На изувеченных полиомиелитом ногах приковыливал, опираясь на палку, сочинитель утончённых философских откровений, облечённых в изящную стихотворную оболочку, Виктор Кривулин. Дугообразный торс, подпираемый тростью, украшала утопающая в гриве лохмато-кудрявых волос голова библейского пророка с горящим взором больших скошенных глаз на худощавом лике, обрамлённом неухоженной бородой. Всё это не мешало поэту покорять изрядное количество сентиментальных и нервных любительниц поэзии. И чуть не каждый год в салоне Клавдии Петровны объявлялась очередная супруга Кривулина, оформленная не только юридическим, но и церковным браком: поэт питал слабость к торжественным обрядам венчания в православных соборах.

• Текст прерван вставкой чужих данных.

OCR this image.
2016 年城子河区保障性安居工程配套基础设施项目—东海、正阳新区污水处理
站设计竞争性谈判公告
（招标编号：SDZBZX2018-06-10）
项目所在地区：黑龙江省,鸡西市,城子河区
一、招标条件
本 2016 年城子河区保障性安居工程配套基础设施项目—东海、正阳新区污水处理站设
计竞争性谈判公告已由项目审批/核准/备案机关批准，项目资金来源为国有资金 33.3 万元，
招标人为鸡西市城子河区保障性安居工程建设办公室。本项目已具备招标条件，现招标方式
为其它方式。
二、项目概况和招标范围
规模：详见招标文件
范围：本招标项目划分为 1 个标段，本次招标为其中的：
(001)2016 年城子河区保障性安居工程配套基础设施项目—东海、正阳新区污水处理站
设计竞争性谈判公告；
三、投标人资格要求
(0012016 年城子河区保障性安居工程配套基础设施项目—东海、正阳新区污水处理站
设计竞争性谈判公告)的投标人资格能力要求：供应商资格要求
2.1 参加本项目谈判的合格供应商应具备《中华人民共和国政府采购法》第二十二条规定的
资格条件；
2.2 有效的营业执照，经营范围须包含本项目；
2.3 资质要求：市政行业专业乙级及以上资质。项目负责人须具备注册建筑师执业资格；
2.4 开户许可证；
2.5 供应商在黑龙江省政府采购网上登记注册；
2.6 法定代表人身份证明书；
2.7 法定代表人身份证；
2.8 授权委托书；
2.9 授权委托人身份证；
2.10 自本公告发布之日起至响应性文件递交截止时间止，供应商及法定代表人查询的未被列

Как и Иосиф Бродский, он умел увидеть духовным взором неземную сущность материального мира. Недаром, когда он захаживал в мою мастерскую, его взгляд подолгу останавливался на моих аскетических постановках натюрмортов. В его стихотворении “Натюрморт с головкой чеснока” мне кажется это особенно заметным.
Стены увешаны связками. Смотрит сушёный чеснокС мудростью старческой. Белым шуршит облаченьем…
…Олег Охапкин был типичный русак, фигурой и комплекцией напоминающий помесь медведя с цирковым силачом. Бывший церковный певчий, обладатель шаляпинского баса. Поэзия его была насквозь пронизана религиозным духом. Своих стихов читать не любил. Прогудев басовито пару строк, напоминавших отрывок из православной службы, он, склонив голову на грудь, начинал басить городской романс Кондратьева “Бродяга”.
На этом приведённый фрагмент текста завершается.